The drug works by targeting the c-Met protein on cancer cells and delivering a powerful anti-cancer drug directly to those cells. This kind of medicine is called an antibody-drug conjugate, which acts like a guided missile to attack cancer cells while sparing healthy cells.
Seven-month benefit
The FDA’s approval is based on clinical trial results showing that about 35% of patients had their tumours shrink or disappear after treatment, and the benefits lasted for a median of about seven months.
Because this is an accelerated approval, AbbVie will need to confirm these benefits in further studies to keep the drug approved for this use.
Emrelis is the first and only treatment approved specifically for this group of lung cancer patients with high c-Met protein levels.
Approximately 85% of lung cancers are classified as NSCLC, and despite advances in treatment, lung cancer remains the leading cause of cancer-related deaths throughout the world.

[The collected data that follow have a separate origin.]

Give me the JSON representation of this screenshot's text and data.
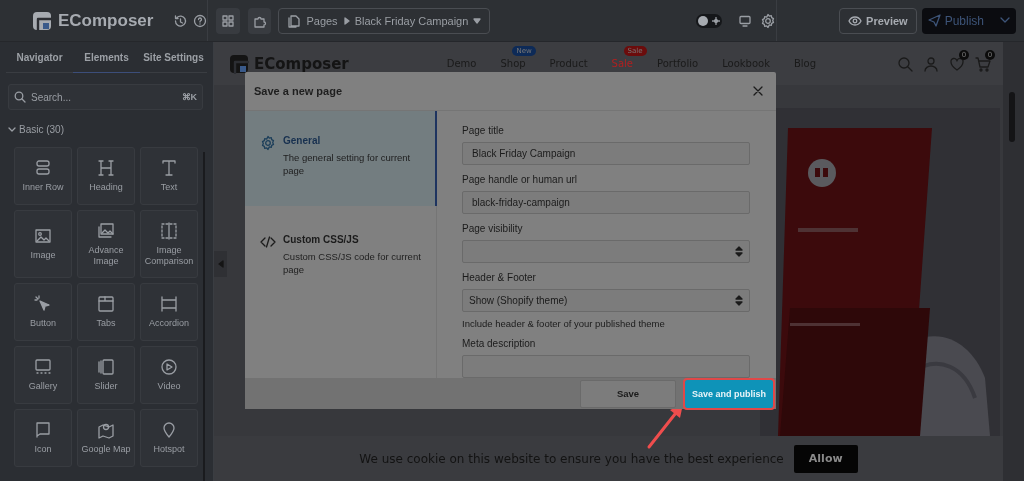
{
  "topbar": {
    "logo": "EComposer",
    "page_selector": {
      "section": "Pages",
      "page": "Black Friday Campaign"
    },
    "theme_toggle": {
      "on": false
    },
    "preview_button": "Preview",
    "publish_button": "Publish"
  },
  "sidebar": {
    "tabs": [
      {
        "label": "Navigator",
        "selected": false
      },
      {
        "label": "Elements",
        "selected": true
      },
      {
        "label": "Site Settings",
        "selected": false
      }
    ],
    "search": {
      "placeholder": "Search...",
      "shortcut": "⌘K"
    },
    "category": {
      "label": "Basic (30)",
      "expanded": true
    },
    "elements": [
      {
        "label": "Inner Row"
      },
      {
        "label": "Heading"
      },
      {
        "label": "Text"
      },
      {
        "label": "Image"
      },
      {
        "label": "Advance Image"
      },
      {
        "label": "Image Comparison"
      },
      {
        "label": "Button"
      },
      {
        "label": "Tabs"
      },
      {
        "label": "Accordion"
      },
      {
        "label": "Gallery"
      },
      {
        "label": "Slider"
      },
      {
        "label": "Video"
      },
      {
        "label": "Icon"
      },
      {
        "label": "Google Map"
      },
      {
        "label": "Hotspot"
      }
    ]
  },
  "site_header": {
    "logo": "EComposer",
    "nav": [
      {
        "label": "Demo",
        "highlighted": false
      },
      {
        "label": "Shop",
        "highlighted": false,
        "badge": {
          "text": "New",
          "color": "#0d2a57"
        }
      },
      {
        "label": "Product",
        "highlighted": false
      },
      {
        "label": "Sale",
        "highlighted": true,
        "badge": {
          "text": "Sale",
          "color": "#6b0c0c"
        }
      },
      {
        "label": "Portfolio",
        "highlighted": false
      },
      {
        "label": "Lookbook",
        "highlighted": false
      },
      {
        "label": "Blog",
        "highlighted": false
      }
    ],
    "wishlist_count": "0",
    "cart_count": "0"
  },
  "modal": {
    "title": "Save a new page",
    "sections": [
      {
        "title": "General",
        "description": "The general setting for current page",
        "selected": true
      },
      {
        "title": "Custom CSS/JS",
        "description": "Custom CSS/JS code for current page",
        "selected": false
      }
    ],
    "fields": [
      {
        "kind": "text",
        "label": "Page title",
        "value": "Black Friday Campaign"
      },
      {
        "kind": "text",
        "label": "Page handle or human url",
        "value": "black-friday-campaign"
      },
      {
        "kind": "select",
        "label": "Page visibility"
      },
      {
        "kind": "select",
        "label": "Header & Footer",
        "value": "Show (Shopify theme)",
        "help": "Include header & footer of your published theme"
      },
      {
        "kind": "text",
        "label": "Meta description"
      }
    ],
    "buttons": [
      {
        "label": "Save",
        "kind": "secondary",
        "highlighted": false
      },
      {
        "label": "Save and publish",
        "kind": "primary",
        "highlighted": true
      }
    ]
  },
  "cookie_bar": {
    "text": "We use cookie on this website to ensure you have the best experience",
    "button": "Allow"
  }
}
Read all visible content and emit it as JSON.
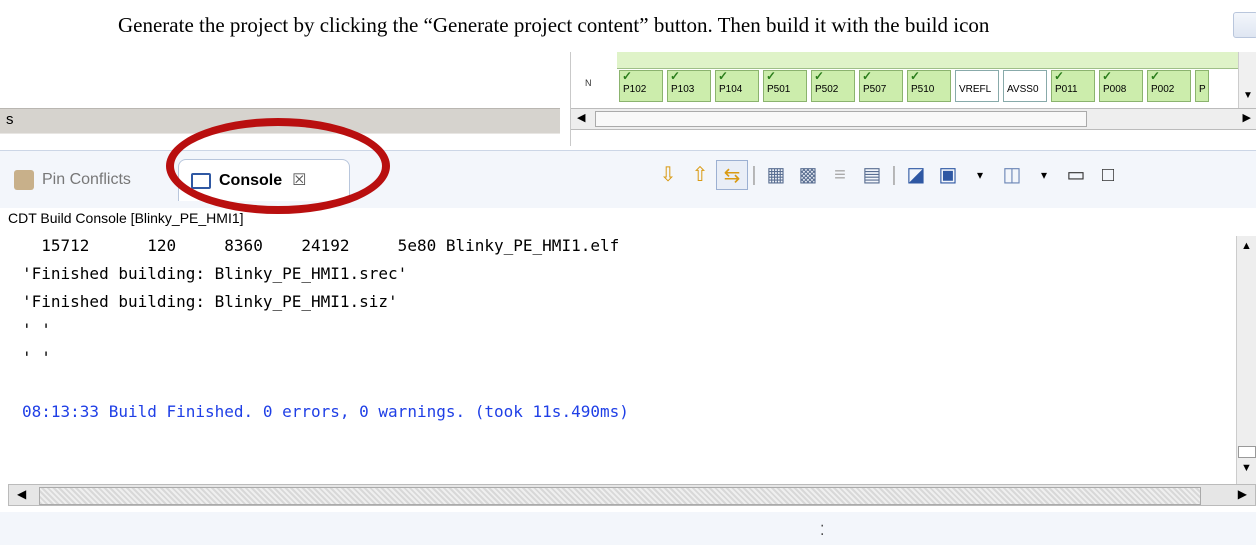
{
  "instruction": {
    "text": "Generate the project by clicking the “Generate project content” button. Then build it with the build icon"
  },
  "left_panel": {
    "label": "s"
  },
  "pin_view": {
    "row_label": "N",
    "pins": [
      "P102",
      "P103",
      "P104",
      "P501",
      "P502",
      "P507",
      "P510",
      "VREFL",
      "AVSS0",
      "P011",
      "P008",
      "P002",
      "P"
    ]
  },
  "console_view": {
    "tabs": [
      {
        "label": "Pin Conflicts",
        "icon": "pin-conflicts-icon"
      },
      {
        "label": "Console",
        "icon": "console-icon",
        "close": "☒"
      }
    ],
    "toolbar_icons": [
      "scroll-down-icon",
      "scroll-up-icon",
      "pin-console-icon",
      "clear-console-icon",
      "lock-icon",
      "word-wrap-icon",
      "remove-console-icon",
      "new-pin-icon",
      "display-console-icon",
      "open-console-icon",
      "minimize-icon",
      "maximize-icon"
    ],
    "title": "CDT Build Console [Blinky_PE_HMI1]",
    "lines": [
      "  15712      120     8360    24192     5e80 Blinky_PE_HMI1.elf",
      "'Finished building: Blinky_PE_HMI1.srec'",
      "'Finished building: Blinky_PE_HMI1.siz'",
      "' '",
      "' '",
      "",
      "",
      "08:13:33 Build Finished. 0 errors, 0 warnings. (took 11s.490ms)"
    ]
  },
  "colors": {
    "annotation": "#b90f0f",
    "build_finished": "#1f3fe6"
  }
}
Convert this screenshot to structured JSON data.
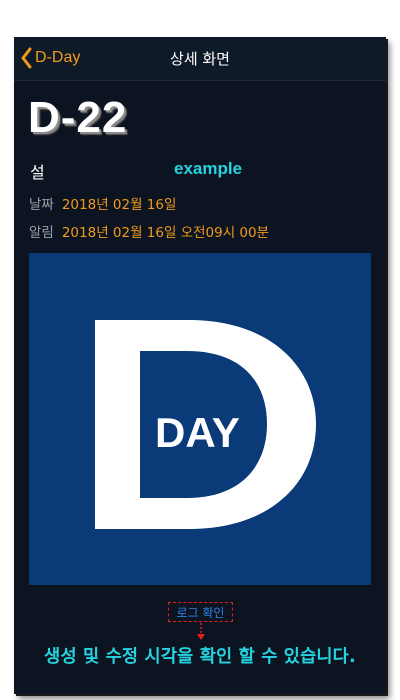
{
  "navbar": {
    "back_label": "D-Day",
    "title": "상세 화면"
  },
  "detail": {
    "dday": "D-22",
    "category": "설",
    "name": "example",
    "date_label": "날짜",
    "date_value": "2018년 02월 16일",
    "alarm_label": "알림",
    "alarm_value": "2018년 02월 16일 오전09시 00분"
  },
  "image": {
    "logo_text": "DAY",
    "icon": "d-day-logo-icon"
  },
  "log_button": {
    "label": "로그 확인"
  },
  "annotation": {
    "caption": "생성 및 수정 시각을 확인 할 수 있습니다."
  },
  "colors": {
    "background": "#0b1420",
    "accent_orange": "#f29a19",
    "accent_cyan": "#27d3e0",
    "link_blue": "#2e86e8",
    "image_blue": "#0b3a78",
    "annotation_red": "#e0201f"
  }
}
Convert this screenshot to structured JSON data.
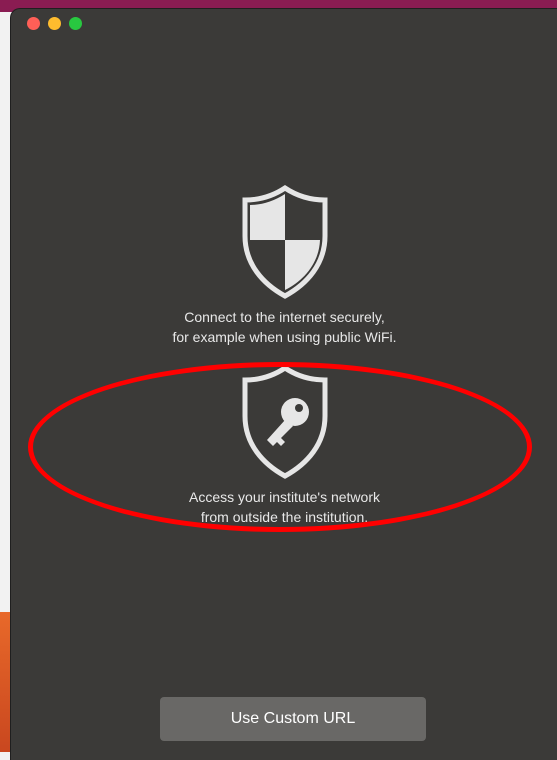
{
  "window": {
    "controls": [
      "close",
      "minimize",
      "zoom"
    ]
  },
  "options": [
    {
      "icon": "shield-checker-icon",
      "line1": "Connect to the internet securely,",
      "line2": "for example when using public WiFi."
    },
    {
      "icon": "shield-key-icon",
      "line1": "Access your institute's network",
      "line2": "from outside the institution."
    }
  ],
  "custom_url_button": {
    "label": "Use Custom URL"
  },
  "annotation": {
    "color": "#ff0000"
  }
}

The c-Met protein is found to be overexpressed in approximately 25% of advanced EGFR wild-type, non-squamous NSCLC patients and is associated with poor prognosis.
c-Met overexpression
About half of these patients have high c-Met overexpression, defined as greater than or equal to 50% of tumour cells with strong staining by immunohistochemistry test.
“We have observed a paradigm shift in oncology in recent decades toward personalised, biomarker-driven therapeutics, allowing for better selection and optimised treatment outcomes,” said Jonathan Goldman, MD, professor of medicine, Director of Thoracic Oncology clinical trials, UCLA.
“People with c-Met overexpressing NSCLC have poor prognosis and limited treatment options, and Emrelis is a first-in-class anti-drug conjugate that can address a critical unmet need for this patient population.”
Roopal Thakkar, MD, executive vice president, research and development, Chief Scientific Officer at AbbVie, said. “Leveraging advanced technology and data science, we are growing our ADC portfolio designed to deliver the right medicines to the right patients in need across a range of difficult-to-treat tumours.”
Peripheral oedema
The most common adverse reactions of the drug, above or equal to 20%, were peripheral neuropathy, fatigue, decreased appetite and peripheral oedema.
“Despite the progress we have seen in the treatment of lung cancer, we need more options for people whose treatments stop working,” said Upal Basu Roy, PhD, MPH, Executive Director of Research, LUNGevity Foundation, a leading lung cancer nonprofit organisation.
“This approval is a welcomed targeted therapy for those with high c-Met protein overexpressing late-stage, non-small cell lung cancer who have seen very limited treatment innovation in the last decade.”
Emrelis is being further evaluated as a monotherapy in patients with previously treated c-Met overexpressing NSCLC in the randomised end-stage confirmatory global study. Enrollment in the study is underway and continues across global clinical trial sites.